Started by former engineers at Blue Origin and SpaceX, Relativity has grand ambitions to create all of its vehicles — from the engines to the fuselage — using 3D printing almost exclusively. The goal is to overhaul how rockets have been built for the last 50 years by taking people out of the manufacturing process and automating almost everything. By building rockets this way, Relativity claims it can drastically cut down costs by requiring fewer parts per rocket. Eventually, the company hopes to replicate this 3D-printing process on another world, like Mars, creating a rocket that can take off from the planet and return to Earth.

Relativity says its total funding now equals $185 million

“The hope would be we are one of the largest customers of Starship or New Glenn, and that we are actually more building the factory that those [rockets] launch and land on Mars,” Relativity Space CEO Tim Ellis tells The Verge.
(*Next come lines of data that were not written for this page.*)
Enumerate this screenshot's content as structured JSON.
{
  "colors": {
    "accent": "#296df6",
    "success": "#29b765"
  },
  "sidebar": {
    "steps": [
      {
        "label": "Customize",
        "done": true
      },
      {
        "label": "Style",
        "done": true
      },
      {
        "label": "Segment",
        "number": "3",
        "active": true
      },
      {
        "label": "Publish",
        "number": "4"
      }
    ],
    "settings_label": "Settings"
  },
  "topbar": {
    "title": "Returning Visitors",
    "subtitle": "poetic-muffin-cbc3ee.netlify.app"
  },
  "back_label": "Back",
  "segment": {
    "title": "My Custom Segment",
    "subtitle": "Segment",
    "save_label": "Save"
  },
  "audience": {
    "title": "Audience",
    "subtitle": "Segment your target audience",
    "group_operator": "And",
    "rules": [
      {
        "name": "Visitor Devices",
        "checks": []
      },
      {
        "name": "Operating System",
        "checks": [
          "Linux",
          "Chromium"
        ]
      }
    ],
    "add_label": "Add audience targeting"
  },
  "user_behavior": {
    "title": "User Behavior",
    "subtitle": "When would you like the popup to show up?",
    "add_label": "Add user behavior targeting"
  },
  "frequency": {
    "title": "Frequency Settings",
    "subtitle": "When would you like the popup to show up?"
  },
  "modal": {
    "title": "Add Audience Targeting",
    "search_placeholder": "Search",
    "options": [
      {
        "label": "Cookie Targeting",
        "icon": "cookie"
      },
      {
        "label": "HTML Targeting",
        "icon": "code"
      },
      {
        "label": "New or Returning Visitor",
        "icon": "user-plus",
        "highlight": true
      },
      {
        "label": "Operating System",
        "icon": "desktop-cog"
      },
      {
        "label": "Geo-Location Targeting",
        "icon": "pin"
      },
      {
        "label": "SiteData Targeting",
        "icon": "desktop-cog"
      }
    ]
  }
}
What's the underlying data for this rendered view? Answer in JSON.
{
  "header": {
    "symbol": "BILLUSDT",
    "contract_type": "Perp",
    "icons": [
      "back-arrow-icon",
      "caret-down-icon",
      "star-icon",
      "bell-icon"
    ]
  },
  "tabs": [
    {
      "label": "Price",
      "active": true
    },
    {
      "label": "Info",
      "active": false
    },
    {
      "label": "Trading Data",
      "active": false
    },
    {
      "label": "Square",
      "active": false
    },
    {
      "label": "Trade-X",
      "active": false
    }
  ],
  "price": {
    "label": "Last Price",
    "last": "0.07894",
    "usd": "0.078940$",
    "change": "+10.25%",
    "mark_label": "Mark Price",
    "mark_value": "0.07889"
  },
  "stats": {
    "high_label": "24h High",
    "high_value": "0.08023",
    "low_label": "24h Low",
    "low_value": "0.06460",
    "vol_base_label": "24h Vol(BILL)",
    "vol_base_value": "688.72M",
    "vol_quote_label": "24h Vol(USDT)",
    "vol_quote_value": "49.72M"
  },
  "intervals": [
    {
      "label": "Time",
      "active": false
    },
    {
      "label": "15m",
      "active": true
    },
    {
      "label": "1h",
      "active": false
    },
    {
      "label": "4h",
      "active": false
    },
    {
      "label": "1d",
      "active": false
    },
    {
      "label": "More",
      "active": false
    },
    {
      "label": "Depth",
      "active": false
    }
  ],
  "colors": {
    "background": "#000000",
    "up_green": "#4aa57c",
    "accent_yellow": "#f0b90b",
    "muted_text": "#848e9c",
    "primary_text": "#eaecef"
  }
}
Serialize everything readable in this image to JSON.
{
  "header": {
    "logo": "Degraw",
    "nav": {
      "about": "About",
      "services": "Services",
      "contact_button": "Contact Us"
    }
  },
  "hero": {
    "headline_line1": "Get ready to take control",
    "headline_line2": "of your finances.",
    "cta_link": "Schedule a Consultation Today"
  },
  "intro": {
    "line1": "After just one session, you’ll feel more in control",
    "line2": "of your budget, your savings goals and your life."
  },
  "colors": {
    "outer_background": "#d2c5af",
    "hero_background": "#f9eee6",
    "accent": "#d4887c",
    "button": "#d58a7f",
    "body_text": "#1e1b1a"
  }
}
Right now, the company is focusing on its first rocket, the Terran 1, a small- to medium-sized vehicle being built with Relativity’s specialized Stargate 3D printers in Los Angeles. Relativity says these updated printers could eventually create a Terran 1 rocket in less than 60 days from raw material. “Those are actually twice the print size of the prior version, and we have several of those already up and operational,” says Ellis of the updated printers.

Designed to stand about 100 feet tall, the Terran 1 rocket will be able to carry up to 2,755 pounds (1,250 kilograms) of payload, which is just 6 percent of the capacity of SpaceX’s Falcon 9 rocket. However, the company says it has increased the size of the vehicle’s nose cone, or payload fairing, making it able to hold twice the volume as originally planned.

The rocket has not made its debut yet, but Relativity has hit several important milestones on the road to launch. Namely, the company has completed more than 200 hot fire engine tests out of test stands at NASA’s Stennis Space Center in Mississippi, and it has secured a launch site. The Air Force awarded Relativity a 20-year lease at a launch site at Cape Canaveral Air Force Station in Florida, called LC-16. It’s from this location that Relativity plans to fly the first Terran 1 rocket.

Ellis says all of this new funding is going toward refurbishing that launchpad as well as expanding Relativity’s facilities in Los Angeles. The company also has plans to build an automated factory at Stennis. In the meantime, the company is still testing various systems on the rocket. The next big milestone will come when Relativity tests the rocket once it’s been pieced together, followed by the biggest test — its actual launch. Relativity has already signed up a lot of customers, including Telesat, Momentus, and Spaceflight, which are ready to fly on the company’s rocket.

“Soon we’ll be able to launch what is the world’s first fully 3D printed rocket with customers,” says Ellis. “Not only will it be a big milestone for customers in the space and launch industry, but I also think it’s a huge testament to the 3D printing technology and Stargate factory that we’re building as well.”